Kendi değerlerimizi küçümsedik, hatta bu değerlere sahip çıkmak isteyenleri aşağıladık,

Osmanlı uleması ve medrese dini bir kibirle okullara ve aynı zamanda fen ilimlerine sırtını döndü,

fen bilimlerinin okutulmaması için referandum yapıldı, sonuçta fizik, kimya, biyoloji gibi alanlarda eğitim yapmak medreselerde yasaklandı…

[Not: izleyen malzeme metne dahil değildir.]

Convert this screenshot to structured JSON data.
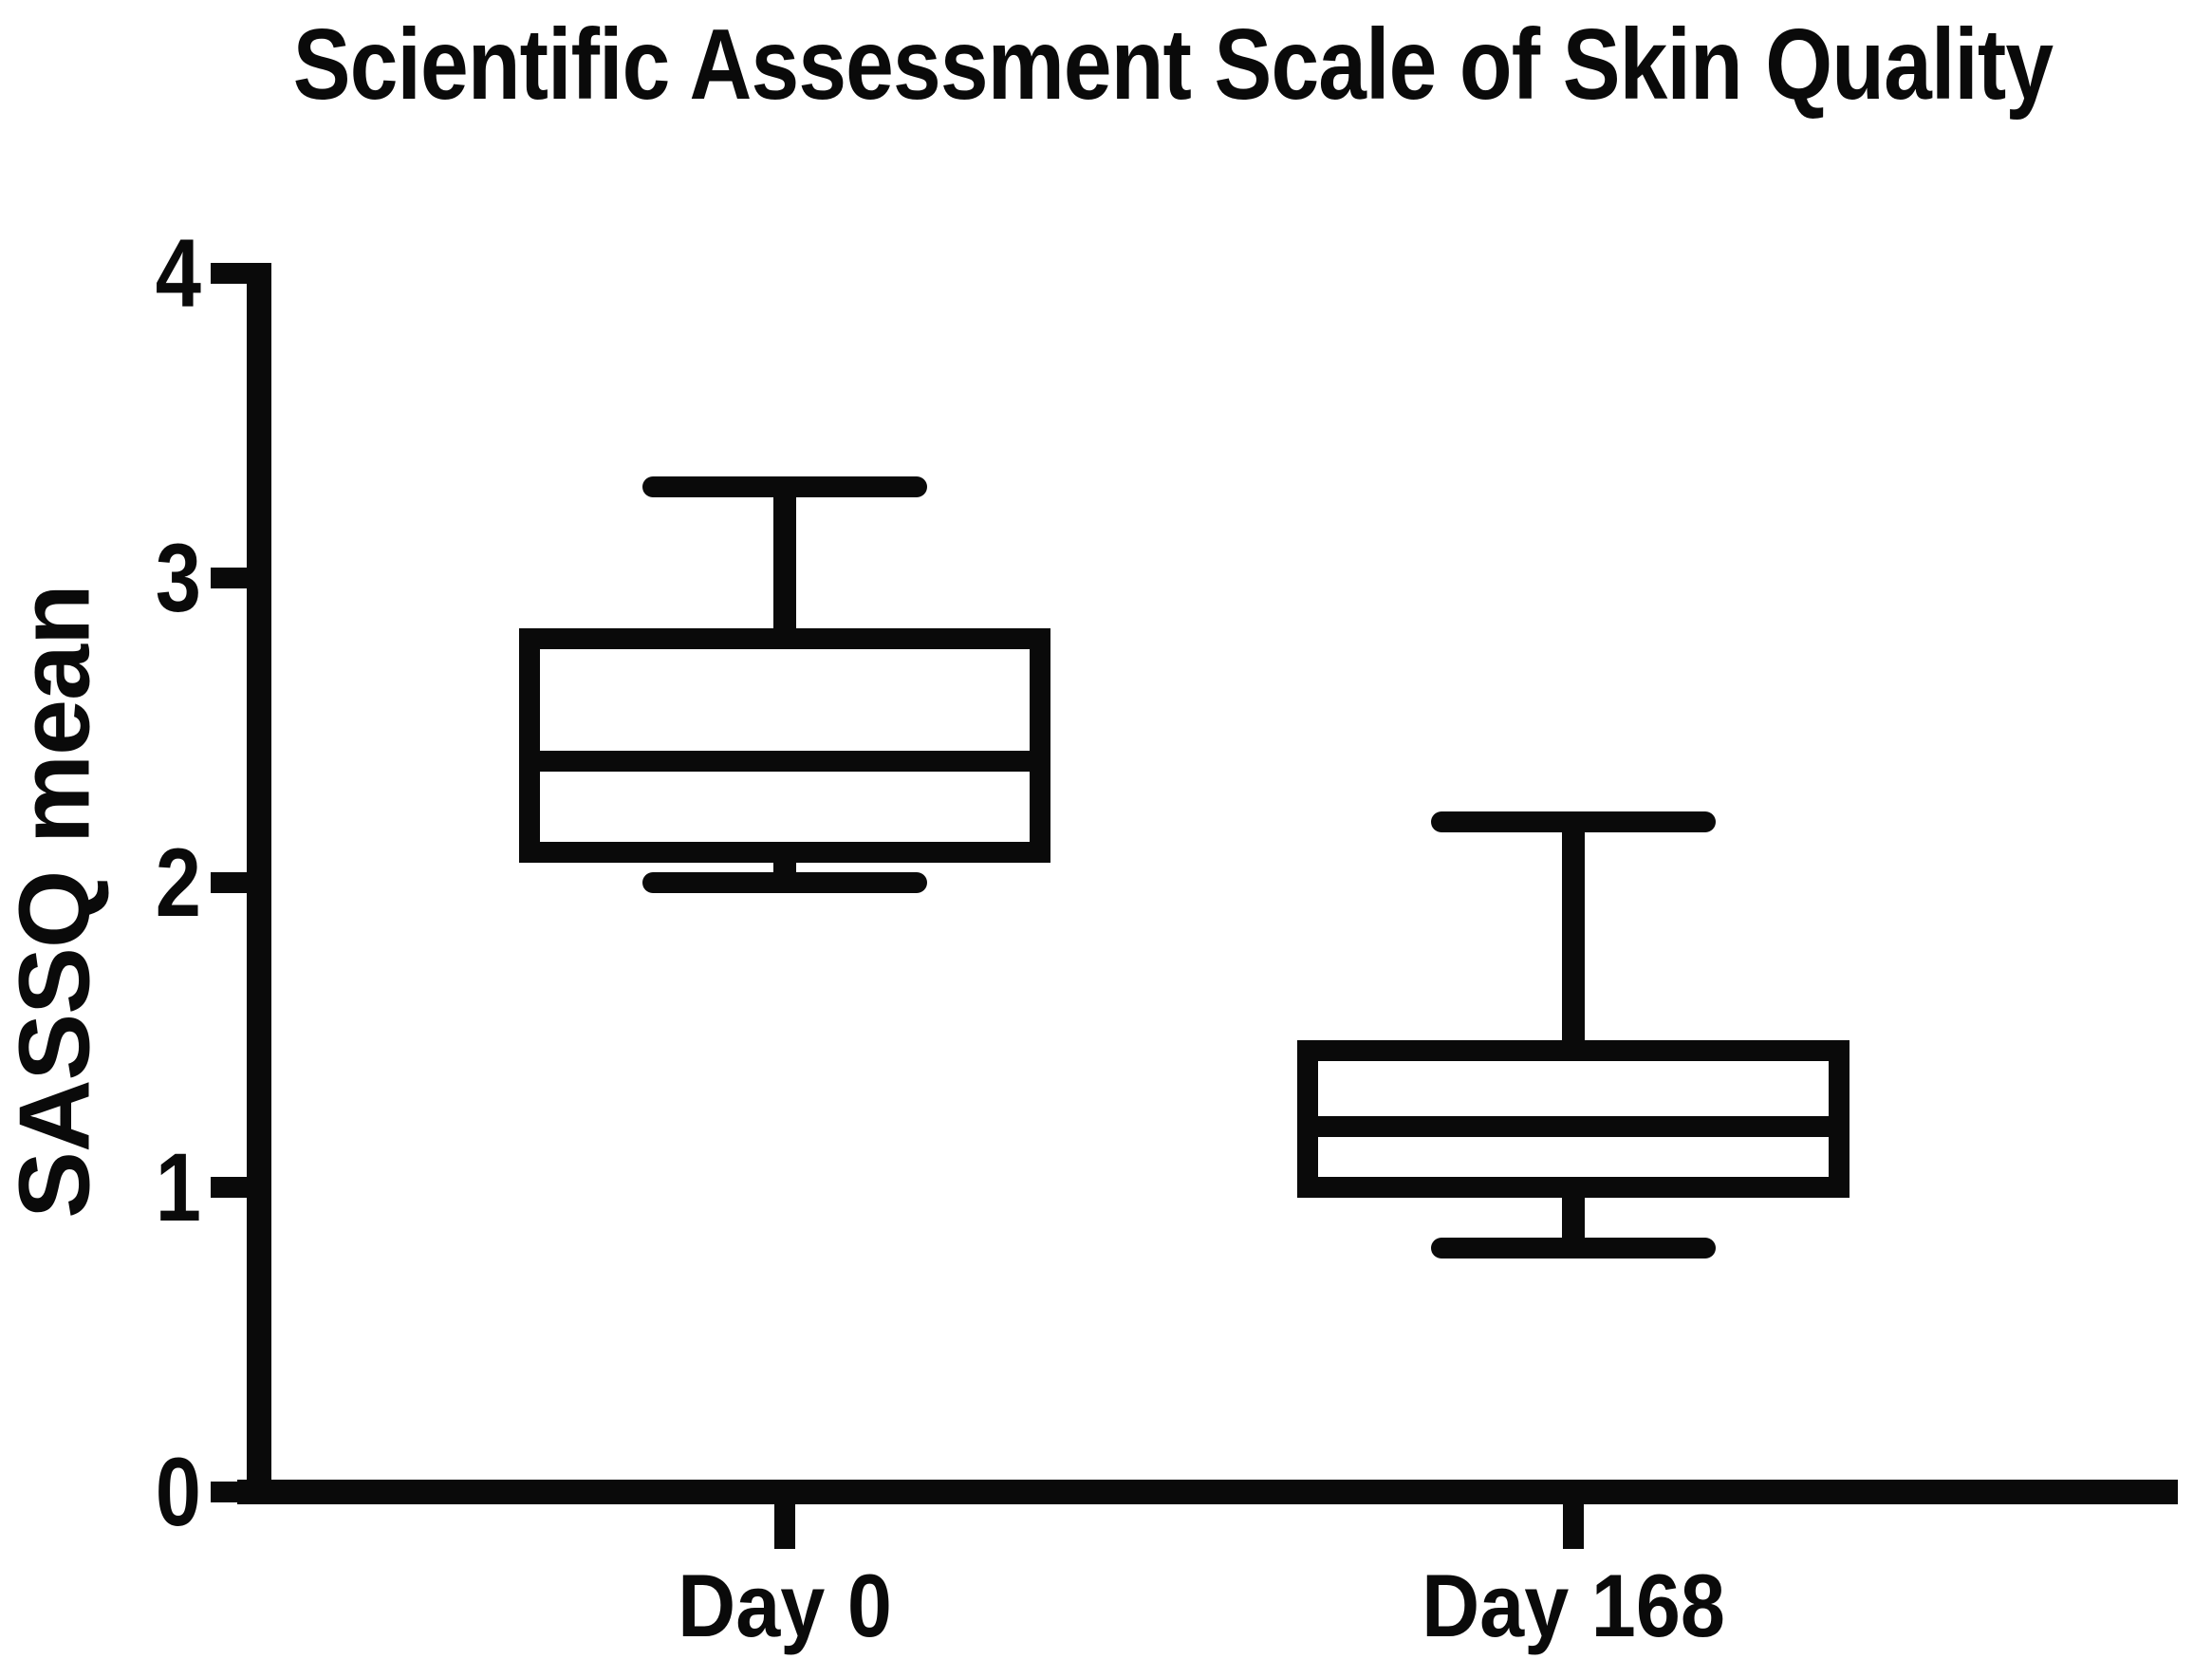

Ahlaki erozyonun yaşanmasında en büyük pay “yalan” kavramınındır, ahlaki yozlaşmanın neticesini bu gün millet olarak görüyoruz, halbuki kurumsal olarak dürüstlüğe dayanan çok güzel bir dininin mensuplarıyız, yalan geçici başarı sağlayabilir ama dürüstlük kalıcı başarı sağlar,

Yalancı belki günü kurtarır, dürüst yaşam geleceği kurtarır, Ahlaken dürüst olmak, çıkarcı olmaktan çok daha erdemli bir davranış olduğunu biliyoruz, erdemli olmak, ahlaklı olmak maddi bakımından zengin olmaktan çok daha değerlidir.

Son yıllarda bir başka hastalığımızda daha peyda oldu,

Nemelazımcılık,

Şahsi çıkarcılık,

Kişisel menfaatçiler,

bunların tamamı hırsızlığın bir başka türüdür…


Toplum hayatımız ve aile hayatımız son yıllarda ahlaki değerlerimizden uzaklaştırılmıştır,

Ahlaki olmayan söz ve eylemler her hangi bir tepki ile karşılaşmıyor, Adeta çok büyük meziyet olarak görülüyor,

Yalan söylemek, ahlak dışı davranışlarda bulunmak sanki ödüllendiriliyor,

Dürüstlük bizde meziyet oldu, Halk arasında “NE DÜRÜST ADAM” diyoruz,

 Halbuki dürüstlük en kıymetli ahlaki kural olmalıdır,

Özellikle yönetici konumunda olanların tamamı dürüst ve ahlaklı olmak zorundadır…

Ahlaklı olmanın, iyi ve güzel olmanın pasaportu yoktur.

Bu değerler bizde rağbet bulmazsa ki bulmuyor, itibar gördüğü yere göç ederler ve oralarda yaşarlar. İslamiyet’in temeli ahlaktı, Müslümanlık ahlak üzerine inşa edilmiştir.

Hem “Müslümanız” diyeceğiz hem de her türlü ahlaksızlığa göz yumacağız ya da şahsi menfaatimiz için ahlaksızlık yapanları görmemezlikten geleceğiz.

Bu hastalıklı bir ruh halidir.

Tedaviyi gerektirir.

Derhal fert ya da toplum olarak bu tür gayri ahlaki davranışlardan uzaklaşmalıyız.

Eğer ahlaki değerlerimizin yozlaşmasına seyirci kalır isek, hepimizin geleceği felaket olur…

Ahlaki yozlaşmanın reçetesi bellidir, "Türklük gurur ve şuuru, İslam ahlak ve fazileti ile" sosyal hayatımızı düzenlediğimizde ahlaki yozlaşmanın önünü kesmiş oluruz…


Aksi takdirde ahlaki erozyon habis bir ur gibi bütün vücudumuzu kaplayıp bizi perişan edecek.